Geen enkele editie van het Songfestival is hetzelfde, zoveel werd gisterenavond opnieuw duidelijk toen team-Eurostory zich richting het International Exhibition Centre begaf. Waar je je bij de vorige festivaleditie, in Stockholm, bij het uitstappen van de metro meteen in het rumoer van feestvierders begaf, is het dit jaar anders. Als je van metrostation Livoberezjna naar de festivalhal wandelt, houdt om de twee meter iemand van de Oekraïense politsiya de mensenmassa nauwlettend in de gaten. De een draagt een pistool bij zich, weggemoffeld in een zwarte heupholster, de ander houdt de loop van zijn mitrailleur naar de hemel gericht. Gepantserde legerbusjes, betonblokken, een vijftrapse ticket- en identiteitscontrole én een sms waarin gevraagd werd toch echt op tijd te komen: Oekraïne laat niets, maar ook werkelijk niets, aan het toeval over. Het is een land in oorlog.

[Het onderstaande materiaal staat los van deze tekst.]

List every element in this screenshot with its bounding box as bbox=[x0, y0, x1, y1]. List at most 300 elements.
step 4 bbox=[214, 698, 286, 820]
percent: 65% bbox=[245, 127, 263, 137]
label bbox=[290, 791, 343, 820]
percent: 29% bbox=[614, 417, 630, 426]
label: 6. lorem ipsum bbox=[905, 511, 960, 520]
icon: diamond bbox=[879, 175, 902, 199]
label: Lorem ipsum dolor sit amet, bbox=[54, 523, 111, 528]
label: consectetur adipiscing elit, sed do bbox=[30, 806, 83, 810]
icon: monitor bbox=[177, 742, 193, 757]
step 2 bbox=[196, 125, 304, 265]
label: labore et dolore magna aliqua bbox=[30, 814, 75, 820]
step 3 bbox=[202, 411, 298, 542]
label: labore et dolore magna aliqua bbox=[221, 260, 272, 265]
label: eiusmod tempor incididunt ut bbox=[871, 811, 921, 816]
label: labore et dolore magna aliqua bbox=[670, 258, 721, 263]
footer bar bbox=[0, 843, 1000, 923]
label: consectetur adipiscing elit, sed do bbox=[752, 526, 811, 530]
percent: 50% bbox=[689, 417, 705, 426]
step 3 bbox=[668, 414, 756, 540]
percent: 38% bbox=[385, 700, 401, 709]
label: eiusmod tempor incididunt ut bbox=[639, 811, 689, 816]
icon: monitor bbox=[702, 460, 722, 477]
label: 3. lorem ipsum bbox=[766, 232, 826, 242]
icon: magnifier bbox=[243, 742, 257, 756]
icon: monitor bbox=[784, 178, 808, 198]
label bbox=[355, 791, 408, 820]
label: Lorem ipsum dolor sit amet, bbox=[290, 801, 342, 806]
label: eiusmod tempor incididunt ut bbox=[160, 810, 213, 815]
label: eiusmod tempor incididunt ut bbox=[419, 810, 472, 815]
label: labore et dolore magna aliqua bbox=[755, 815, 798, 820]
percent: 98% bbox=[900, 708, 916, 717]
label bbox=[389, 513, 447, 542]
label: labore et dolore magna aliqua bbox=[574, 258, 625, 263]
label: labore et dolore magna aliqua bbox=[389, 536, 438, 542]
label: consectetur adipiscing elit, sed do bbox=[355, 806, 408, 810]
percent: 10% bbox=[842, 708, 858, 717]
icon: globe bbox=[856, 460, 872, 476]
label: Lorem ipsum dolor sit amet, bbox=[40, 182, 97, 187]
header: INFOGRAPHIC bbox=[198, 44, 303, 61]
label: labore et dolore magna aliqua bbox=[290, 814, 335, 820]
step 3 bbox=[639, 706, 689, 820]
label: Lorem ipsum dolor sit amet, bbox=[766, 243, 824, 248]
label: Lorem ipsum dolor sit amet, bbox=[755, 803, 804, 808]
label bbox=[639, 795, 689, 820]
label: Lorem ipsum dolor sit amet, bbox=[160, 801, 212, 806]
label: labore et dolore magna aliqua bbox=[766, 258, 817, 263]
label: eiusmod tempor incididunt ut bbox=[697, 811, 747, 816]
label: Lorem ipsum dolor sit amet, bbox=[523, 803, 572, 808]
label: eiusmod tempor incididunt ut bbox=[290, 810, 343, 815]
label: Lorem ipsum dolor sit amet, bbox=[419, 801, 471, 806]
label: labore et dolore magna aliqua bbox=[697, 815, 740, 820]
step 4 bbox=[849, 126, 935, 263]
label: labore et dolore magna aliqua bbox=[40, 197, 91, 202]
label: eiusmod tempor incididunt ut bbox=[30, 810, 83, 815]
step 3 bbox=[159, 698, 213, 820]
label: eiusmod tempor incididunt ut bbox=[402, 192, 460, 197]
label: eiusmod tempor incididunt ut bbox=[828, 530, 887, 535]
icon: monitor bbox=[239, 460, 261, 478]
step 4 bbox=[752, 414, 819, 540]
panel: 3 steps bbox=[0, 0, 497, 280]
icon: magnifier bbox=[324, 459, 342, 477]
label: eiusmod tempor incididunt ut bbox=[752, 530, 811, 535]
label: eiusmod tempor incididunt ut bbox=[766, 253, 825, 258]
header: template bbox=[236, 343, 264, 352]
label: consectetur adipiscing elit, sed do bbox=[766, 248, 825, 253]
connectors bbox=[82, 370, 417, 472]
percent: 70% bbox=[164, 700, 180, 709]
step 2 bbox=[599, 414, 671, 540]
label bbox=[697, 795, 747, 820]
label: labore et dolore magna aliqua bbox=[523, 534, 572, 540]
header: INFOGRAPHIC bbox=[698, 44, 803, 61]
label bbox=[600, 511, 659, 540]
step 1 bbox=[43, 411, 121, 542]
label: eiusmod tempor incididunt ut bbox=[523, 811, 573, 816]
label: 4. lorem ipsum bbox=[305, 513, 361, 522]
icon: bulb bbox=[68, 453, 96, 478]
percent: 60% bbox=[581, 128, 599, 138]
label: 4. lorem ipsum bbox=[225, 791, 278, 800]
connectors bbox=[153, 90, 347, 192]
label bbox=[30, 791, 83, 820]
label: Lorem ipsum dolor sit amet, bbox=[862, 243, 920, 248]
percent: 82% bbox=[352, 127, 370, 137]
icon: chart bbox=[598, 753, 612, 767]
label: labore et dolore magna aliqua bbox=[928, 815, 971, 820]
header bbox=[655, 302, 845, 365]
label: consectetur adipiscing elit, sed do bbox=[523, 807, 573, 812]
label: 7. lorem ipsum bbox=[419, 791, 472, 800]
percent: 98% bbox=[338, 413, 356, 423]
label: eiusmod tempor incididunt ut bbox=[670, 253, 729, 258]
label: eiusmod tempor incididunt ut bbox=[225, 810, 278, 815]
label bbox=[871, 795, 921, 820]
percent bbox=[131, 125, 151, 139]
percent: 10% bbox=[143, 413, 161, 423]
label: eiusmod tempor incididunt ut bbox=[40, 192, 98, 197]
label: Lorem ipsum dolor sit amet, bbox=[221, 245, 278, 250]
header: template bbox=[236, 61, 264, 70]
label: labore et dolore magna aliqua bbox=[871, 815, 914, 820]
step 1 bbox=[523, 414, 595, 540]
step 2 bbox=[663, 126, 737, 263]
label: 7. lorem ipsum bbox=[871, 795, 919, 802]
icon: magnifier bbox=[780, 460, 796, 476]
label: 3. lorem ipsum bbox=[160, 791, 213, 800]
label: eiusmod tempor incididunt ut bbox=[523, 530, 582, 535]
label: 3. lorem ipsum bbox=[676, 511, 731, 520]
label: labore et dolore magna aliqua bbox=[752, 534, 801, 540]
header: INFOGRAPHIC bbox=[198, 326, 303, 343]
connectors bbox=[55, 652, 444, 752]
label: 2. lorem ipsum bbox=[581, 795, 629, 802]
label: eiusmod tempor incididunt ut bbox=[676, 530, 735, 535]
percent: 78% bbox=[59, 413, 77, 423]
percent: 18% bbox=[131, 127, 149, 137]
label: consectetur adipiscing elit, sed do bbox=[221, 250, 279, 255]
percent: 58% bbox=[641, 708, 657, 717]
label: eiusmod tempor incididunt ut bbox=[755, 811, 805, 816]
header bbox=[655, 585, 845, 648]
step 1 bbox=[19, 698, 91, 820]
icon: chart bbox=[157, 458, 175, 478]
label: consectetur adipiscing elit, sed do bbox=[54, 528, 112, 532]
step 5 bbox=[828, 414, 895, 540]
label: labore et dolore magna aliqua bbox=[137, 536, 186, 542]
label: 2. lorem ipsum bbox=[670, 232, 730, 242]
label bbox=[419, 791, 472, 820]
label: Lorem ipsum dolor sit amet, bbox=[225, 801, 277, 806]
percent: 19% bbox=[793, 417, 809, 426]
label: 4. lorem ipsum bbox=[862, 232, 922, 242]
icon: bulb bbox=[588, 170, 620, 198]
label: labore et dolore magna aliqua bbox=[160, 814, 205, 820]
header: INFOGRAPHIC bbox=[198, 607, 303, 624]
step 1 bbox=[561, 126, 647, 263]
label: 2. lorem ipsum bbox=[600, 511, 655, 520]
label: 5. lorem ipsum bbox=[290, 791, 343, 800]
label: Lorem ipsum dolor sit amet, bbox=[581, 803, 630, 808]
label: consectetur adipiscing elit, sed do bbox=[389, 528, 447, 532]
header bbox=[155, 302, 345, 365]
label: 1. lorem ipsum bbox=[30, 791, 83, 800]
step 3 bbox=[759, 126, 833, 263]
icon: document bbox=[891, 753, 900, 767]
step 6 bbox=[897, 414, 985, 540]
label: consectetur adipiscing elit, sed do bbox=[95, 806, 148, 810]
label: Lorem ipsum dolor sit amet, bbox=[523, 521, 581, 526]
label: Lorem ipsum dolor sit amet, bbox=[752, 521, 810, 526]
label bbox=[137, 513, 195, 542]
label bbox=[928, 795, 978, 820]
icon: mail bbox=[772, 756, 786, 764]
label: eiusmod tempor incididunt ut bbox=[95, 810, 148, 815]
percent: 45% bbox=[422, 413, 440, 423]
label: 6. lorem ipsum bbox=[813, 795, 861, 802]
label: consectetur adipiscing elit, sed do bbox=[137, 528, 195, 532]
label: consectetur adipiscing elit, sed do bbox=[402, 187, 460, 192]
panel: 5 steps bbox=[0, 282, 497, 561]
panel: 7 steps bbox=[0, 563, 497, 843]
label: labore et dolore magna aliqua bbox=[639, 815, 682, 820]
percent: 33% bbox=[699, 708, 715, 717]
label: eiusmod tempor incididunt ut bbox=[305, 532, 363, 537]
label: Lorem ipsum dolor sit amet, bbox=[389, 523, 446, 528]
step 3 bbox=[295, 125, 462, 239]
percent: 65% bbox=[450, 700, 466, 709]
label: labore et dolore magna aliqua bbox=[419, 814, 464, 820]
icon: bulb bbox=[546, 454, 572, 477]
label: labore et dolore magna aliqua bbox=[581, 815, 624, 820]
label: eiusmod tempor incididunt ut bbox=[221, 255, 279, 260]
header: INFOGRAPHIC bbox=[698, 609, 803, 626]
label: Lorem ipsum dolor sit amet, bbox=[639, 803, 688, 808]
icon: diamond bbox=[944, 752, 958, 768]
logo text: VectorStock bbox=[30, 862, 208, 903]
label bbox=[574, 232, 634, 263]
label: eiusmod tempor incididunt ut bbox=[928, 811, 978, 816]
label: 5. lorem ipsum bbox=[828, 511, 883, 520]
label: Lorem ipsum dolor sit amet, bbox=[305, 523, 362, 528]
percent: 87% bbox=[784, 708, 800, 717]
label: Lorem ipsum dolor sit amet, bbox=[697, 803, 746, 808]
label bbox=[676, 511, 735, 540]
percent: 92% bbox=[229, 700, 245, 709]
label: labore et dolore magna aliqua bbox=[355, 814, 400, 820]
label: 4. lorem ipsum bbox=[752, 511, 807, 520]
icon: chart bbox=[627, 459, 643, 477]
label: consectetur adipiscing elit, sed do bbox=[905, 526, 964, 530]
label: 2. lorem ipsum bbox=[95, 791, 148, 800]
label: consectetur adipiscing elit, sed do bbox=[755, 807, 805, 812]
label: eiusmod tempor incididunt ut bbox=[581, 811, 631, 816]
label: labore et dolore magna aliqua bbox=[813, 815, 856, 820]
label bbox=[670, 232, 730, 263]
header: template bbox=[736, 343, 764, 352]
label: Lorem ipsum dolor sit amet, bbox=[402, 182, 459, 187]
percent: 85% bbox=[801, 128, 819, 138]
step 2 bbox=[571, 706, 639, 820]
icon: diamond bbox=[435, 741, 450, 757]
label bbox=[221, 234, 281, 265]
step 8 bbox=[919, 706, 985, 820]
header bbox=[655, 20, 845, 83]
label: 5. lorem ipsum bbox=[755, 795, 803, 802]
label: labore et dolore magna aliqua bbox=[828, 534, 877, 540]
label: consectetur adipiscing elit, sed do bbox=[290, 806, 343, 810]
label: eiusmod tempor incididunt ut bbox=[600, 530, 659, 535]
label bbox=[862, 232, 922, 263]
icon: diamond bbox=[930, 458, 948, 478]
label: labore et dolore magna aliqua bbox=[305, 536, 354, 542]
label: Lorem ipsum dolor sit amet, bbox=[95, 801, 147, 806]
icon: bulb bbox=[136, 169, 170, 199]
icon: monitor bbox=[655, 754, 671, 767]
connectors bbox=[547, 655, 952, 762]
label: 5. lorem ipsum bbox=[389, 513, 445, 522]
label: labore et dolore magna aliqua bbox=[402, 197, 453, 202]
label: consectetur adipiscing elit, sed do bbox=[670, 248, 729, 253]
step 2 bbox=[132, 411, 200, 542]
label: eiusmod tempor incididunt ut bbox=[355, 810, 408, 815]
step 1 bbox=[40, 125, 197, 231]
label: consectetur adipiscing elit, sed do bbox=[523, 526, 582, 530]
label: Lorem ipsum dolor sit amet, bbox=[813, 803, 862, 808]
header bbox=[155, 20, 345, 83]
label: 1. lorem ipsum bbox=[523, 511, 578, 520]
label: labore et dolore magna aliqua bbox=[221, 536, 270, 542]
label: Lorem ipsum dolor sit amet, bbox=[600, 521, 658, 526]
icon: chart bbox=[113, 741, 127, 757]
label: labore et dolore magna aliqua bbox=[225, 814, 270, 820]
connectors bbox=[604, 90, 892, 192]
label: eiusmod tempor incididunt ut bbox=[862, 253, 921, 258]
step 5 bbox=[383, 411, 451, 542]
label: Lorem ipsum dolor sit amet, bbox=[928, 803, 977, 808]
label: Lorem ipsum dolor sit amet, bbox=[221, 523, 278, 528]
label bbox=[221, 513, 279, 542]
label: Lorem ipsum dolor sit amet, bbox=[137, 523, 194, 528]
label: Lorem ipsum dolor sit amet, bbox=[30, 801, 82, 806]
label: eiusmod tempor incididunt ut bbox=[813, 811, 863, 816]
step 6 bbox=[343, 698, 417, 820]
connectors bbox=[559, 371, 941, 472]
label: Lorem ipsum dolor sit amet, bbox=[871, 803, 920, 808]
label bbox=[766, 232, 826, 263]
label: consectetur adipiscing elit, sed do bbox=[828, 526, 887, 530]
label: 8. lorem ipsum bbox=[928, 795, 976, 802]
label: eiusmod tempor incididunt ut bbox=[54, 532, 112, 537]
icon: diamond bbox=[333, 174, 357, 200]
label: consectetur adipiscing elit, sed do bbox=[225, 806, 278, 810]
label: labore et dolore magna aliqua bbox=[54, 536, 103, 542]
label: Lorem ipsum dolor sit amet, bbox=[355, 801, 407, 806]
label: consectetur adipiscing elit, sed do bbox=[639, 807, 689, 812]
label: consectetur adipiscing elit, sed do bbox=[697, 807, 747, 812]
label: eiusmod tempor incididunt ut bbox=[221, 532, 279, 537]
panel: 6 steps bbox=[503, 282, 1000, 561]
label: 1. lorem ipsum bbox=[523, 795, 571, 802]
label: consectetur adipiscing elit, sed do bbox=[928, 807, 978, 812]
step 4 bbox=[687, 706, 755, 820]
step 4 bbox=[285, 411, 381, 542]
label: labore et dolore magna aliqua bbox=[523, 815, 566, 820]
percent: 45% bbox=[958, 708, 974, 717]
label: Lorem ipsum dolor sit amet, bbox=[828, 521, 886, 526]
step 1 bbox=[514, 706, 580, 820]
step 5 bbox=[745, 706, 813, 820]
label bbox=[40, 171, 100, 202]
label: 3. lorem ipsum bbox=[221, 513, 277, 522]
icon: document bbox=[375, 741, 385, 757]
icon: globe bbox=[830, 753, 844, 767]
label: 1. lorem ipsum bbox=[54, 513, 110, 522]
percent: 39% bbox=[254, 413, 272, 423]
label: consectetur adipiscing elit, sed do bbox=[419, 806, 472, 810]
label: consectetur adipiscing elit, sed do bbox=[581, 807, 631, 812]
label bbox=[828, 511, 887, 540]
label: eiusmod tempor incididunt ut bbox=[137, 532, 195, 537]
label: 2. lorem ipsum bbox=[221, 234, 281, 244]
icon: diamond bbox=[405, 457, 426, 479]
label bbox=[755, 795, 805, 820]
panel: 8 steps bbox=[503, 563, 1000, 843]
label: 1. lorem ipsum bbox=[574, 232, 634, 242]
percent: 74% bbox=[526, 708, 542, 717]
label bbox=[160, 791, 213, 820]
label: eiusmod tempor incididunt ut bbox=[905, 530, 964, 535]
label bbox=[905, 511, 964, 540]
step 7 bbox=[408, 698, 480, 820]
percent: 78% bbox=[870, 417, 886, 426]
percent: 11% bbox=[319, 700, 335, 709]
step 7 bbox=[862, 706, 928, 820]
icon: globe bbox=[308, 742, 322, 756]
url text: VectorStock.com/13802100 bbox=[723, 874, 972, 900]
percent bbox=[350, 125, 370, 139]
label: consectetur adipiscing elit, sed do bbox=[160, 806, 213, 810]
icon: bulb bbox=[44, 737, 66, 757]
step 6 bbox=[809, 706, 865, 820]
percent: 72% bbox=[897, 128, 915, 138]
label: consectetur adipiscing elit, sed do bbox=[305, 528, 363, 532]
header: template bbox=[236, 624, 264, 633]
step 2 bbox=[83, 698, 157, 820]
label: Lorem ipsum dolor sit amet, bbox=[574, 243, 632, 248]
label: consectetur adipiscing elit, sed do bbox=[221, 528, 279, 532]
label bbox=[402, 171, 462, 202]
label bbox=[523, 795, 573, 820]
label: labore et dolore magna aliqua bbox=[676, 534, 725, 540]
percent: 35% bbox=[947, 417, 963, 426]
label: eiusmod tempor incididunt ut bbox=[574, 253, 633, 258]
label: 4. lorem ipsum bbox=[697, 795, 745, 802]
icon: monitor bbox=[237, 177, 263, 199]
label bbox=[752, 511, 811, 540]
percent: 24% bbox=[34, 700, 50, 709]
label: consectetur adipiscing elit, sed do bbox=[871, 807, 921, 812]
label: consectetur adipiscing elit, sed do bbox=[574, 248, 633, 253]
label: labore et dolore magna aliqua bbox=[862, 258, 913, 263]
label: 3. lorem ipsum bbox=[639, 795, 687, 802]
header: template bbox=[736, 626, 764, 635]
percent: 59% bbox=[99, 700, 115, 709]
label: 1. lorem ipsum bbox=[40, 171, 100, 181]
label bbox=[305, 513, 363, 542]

Eenmaal binnen is de sfeer wat meer ontspannen en wordt er van alles gedaan om de Eurovisiefan het naar de zin te maken. Zo is de ring om de concerthal overgenomen door foodtruckhouders die chocoijsjes met spikkels, popcorn en broodjes hamburger verkopen en als opwarmertje draait een jonge Oekraïense deejay recente Songfestivalhits. Toch merk je aan veel dat Kiev geen Stockholm is. Zo houdt de boomlange floormanager Henric von Zweigbergk, die ook wel doet denken aan een albinoversie van schaatser Gerard van Velde, de touwtjes opvallend strak in handen, strakker dan voorgaande jaren. Terwijl deze reus het publiek instructies geeft, wordt hij geflankeerd door een piepjonge Oekraïense tolk. Op het moment dat de Zweedse floormanager een stilte laat vallen, neemt de jonge vertaler het meteen over. Iedereen moet ingelicht. Er is duidelijk spanning. Waar in Zweden de organisatie soepel was, gaat het hier stroever.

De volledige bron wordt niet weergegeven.